Capital Gains Tax on Property: What You Need to Know
A guide to understanding CGT when selling residential property in the UK.
Selling a property can be a lucrative endeavour, but it's crucial to understand your potential tax liabilities. Capital Gains Tax (CGT) is a tax on the profit when you sell (or 'dispose of') something that's increased in value. It's the gain you make that's taxed, not the amount of money you receive.
Your Main Home (Private Residence Relief)
The good news is that if you sell your main home (your principal private residence), you usually do not have to pay any Capital Gains Tax. This is due to Private Residence Relief (PRR).

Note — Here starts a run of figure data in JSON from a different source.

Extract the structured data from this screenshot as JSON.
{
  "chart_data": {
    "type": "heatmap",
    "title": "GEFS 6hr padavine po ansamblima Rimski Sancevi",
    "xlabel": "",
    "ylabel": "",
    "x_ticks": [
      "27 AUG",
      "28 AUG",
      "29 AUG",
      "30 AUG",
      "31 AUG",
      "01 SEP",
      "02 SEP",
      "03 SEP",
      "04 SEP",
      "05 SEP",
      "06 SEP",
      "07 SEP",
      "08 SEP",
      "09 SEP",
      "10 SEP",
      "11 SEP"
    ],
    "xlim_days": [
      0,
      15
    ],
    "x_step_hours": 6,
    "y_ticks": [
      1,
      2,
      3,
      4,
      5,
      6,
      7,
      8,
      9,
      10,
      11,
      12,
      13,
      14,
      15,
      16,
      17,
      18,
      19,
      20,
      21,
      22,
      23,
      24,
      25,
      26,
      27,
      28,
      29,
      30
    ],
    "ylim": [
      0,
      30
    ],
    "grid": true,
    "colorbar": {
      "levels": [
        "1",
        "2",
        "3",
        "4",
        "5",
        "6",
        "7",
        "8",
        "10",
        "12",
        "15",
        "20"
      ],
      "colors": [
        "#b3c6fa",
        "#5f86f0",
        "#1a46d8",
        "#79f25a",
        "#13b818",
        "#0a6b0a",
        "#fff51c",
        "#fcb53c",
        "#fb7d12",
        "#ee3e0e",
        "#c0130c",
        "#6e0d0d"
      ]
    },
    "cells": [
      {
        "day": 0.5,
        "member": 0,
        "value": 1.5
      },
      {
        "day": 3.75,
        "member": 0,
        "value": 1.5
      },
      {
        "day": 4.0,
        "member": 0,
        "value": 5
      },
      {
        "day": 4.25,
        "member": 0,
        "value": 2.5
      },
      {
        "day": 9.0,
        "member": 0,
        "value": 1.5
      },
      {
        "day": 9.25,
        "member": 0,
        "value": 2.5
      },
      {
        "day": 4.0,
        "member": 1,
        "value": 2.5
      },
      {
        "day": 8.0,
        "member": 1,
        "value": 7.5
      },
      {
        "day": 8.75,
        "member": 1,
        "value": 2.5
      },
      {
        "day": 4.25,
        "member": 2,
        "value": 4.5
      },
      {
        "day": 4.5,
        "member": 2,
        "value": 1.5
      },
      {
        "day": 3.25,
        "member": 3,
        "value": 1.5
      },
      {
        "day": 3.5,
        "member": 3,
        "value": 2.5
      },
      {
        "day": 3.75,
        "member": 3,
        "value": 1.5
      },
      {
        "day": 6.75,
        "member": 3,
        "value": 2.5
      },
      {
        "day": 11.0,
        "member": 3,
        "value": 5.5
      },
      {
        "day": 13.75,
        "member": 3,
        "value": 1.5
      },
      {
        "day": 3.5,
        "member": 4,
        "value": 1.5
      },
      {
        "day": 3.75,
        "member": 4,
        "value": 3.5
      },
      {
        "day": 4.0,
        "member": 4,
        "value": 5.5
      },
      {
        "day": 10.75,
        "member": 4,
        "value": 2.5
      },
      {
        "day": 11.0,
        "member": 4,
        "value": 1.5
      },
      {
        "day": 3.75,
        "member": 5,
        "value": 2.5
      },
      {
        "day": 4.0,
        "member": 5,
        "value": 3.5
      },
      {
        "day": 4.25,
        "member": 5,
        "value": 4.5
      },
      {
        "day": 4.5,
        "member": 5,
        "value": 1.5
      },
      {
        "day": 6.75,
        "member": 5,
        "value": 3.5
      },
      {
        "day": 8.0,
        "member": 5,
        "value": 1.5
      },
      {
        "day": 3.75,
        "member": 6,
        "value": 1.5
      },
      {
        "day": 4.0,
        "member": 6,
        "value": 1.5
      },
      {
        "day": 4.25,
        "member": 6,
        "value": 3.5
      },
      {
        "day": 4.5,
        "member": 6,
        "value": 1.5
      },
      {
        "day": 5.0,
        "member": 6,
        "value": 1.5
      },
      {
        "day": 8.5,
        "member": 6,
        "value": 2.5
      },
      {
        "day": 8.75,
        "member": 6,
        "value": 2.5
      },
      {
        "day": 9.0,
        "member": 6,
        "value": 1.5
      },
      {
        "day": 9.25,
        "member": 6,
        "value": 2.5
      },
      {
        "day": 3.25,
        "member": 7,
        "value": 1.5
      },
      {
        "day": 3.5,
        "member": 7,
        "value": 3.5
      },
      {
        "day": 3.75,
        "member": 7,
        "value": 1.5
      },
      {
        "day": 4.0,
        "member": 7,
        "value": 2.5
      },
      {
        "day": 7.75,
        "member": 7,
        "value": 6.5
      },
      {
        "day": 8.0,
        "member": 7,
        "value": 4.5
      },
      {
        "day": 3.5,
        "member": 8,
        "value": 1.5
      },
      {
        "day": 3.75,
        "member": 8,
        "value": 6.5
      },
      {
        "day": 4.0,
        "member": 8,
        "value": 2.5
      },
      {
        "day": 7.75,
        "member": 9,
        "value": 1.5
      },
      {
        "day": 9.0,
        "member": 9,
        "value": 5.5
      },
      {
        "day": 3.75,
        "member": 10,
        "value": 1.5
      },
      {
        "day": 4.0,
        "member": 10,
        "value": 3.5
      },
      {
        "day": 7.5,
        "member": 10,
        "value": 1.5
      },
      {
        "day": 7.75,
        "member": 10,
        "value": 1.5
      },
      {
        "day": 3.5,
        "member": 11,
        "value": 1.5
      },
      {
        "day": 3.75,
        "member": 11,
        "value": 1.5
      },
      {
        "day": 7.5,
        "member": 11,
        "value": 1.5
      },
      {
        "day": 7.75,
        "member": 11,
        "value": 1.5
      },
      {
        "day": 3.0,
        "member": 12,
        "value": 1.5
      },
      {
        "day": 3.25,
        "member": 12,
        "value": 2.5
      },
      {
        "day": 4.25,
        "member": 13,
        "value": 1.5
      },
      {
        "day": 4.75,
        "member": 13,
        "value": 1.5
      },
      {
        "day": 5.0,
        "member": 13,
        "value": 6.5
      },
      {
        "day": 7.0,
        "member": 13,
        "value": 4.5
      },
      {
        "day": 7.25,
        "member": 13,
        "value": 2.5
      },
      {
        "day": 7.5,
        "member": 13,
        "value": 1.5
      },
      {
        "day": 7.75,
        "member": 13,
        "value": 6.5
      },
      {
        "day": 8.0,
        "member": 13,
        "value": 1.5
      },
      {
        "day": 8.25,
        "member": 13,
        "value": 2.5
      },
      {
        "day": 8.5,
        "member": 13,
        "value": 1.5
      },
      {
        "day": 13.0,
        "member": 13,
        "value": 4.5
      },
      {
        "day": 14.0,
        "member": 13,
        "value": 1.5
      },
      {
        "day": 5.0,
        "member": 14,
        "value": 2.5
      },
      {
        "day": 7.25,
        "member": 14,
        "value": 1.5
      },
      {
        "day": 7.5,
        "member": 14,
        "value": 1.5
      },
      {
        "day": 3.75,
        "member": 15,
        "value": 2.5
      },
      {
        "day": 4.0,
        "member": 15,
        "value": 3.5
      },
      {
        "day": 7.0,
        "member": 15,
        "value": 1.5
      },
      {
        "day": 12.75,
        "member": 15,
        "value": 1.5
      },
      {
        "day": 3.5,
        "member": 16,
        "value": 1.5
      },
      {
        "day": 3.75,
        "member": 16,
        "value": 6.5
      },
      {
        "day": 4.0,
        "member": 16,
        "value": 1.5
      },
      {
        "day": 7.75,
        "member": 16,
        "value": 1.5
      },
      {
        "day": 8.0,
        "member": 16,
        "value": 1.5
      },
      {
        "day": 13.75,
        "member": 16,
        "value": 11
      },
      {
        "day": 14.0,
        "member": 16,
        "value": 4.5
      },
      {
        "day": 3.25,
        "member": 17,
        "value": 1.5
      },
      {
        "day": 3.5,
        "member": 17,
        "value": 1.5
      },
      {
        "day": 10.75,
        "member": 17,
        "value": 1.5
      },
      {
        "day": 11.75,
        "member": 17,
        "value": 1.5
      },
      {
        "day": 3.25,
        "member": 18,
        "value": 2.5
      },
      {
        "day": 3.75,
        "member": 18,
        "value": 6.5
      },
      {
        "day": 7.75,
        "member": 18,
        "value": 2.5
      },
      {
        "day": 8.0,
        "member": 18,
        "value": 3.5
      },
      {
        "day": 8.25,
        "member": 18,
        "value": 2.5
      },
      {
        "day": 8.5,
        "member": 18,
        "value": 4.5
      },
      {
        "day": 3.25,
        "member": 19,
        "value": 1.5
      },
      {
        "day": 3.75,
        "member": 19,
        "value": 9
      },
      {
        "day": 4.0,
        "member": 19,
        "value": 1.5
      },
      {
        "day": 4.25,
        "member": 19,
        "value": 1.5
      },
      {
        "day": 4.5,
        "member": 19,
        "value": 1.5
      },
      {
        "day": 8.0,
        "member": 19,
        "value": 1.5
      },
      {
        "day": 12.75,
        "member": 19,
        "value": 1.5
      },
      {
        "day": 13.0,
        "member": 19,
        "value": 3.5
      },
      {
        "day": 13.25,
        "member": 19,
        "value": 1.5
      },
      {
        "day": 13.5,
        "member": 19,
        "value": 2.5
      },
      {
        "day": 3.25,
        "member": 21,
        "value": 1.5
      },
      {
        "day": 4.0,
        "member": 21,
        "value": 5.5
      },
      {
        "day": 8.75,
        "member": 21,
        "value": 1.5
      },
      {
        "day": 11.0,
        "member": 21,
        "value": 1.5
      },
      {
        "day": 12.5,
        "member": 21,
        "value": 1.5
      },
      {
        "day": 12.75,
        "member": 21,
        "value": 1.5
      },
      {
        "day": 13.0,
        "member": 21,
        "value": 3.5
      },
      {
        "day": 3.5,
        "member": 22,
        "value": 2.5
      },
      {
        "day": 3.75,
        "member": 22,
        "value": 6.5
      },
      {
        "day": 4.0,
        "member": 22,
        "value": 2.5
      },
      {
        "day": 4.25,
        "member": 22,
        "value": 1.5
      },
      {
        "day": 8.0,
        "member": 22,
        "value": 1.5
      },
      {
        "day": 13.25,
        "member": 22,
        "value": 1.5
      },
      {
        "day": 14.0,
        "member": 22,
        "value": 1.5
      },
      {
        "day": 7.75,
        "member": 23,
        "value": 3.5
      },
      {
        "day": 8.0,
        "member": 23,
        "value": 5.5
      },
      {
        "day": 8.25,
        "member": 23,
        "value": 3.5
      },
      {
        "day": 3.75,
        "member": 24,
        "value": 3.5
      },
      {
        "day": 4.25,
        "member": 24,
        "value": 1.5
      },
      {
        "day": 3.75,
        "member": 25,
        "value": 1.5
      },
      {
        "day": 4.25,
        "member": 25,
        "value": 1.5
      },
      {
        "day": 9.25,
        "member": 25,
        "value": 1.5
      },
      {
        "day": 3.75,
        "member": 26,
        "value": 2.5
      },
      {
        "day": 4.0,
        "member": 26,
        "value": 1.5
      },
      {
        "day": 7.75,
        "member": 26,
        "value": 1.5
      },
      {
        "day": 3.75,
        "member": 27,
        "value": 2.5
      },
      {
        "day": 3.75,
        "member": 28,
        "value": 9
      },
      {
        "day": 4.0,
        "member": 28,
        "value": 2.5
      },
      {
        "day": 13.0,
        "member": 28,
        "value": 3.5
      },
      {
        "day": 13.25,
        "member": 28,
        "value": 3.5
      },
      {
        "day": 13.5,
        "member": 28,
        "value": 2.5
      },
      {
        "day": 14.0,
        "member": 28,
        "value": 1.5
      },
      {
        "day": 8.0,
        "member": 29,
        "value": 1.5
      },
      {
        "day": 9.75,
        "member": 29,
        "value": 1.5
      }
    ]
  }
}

To qualify fully, the property must have been your only or main residence throughout your period of ownership, you haven't let part of it out (this doesn't include having a lodger), and you haven't used part of it exclusively for business purposes.
When Do You Pay CGT on Property?
You may have to pay CGT if you sell:
- A buy-to-let property
- A second home or holiday home
- Business premises
- Land
- A property you've inherited (if you sell it later for more than its value when you inherited it)
CGT Rates for Residential Property
The rates of CGT for residential property are higher than for other assets (like shares). For the 2025/2026 tax year, the rates are:
- 18% for basic rate taxpayers.
- 24% for higher and additional rate taxpayers.
To work out which rate you pay, you must add your capital gain to your taxable income. If the combined amount falls within the basic rate band, you pay 18%. Any portion of the gain that pushes you into the higher rate band is taxed at 24%.
The Annual Exempt Amount
Everyone has an annual tax-free allowance for capital gains, known as the Annual Exempt Amount. For the 2025/2026 tax year, this allowance is £3,000. This means you only pay CGT on your overall gains above this threshold.
Deductible Costs
You can reduce your taxable gain by deducting certain costs associated with buying, selling, and improving the property. These include:
- Estate agent and solicitor fees
- Stamp Duty Land Tax paid when you bought the property
- Costs of major improvements (e.g., adding an extension). Note that regular maintenance and decorating costs cannot be deducted.
Reporting and Paying CGT
If you sell a UK residential property and have CGT to pay, you must report and pay the tax to HMRC within 60 days of the completion date. This is a strict deadline, and failure to comply can result in penalties and interest. You report this using a 'Capital Gains Tax on UK property' account.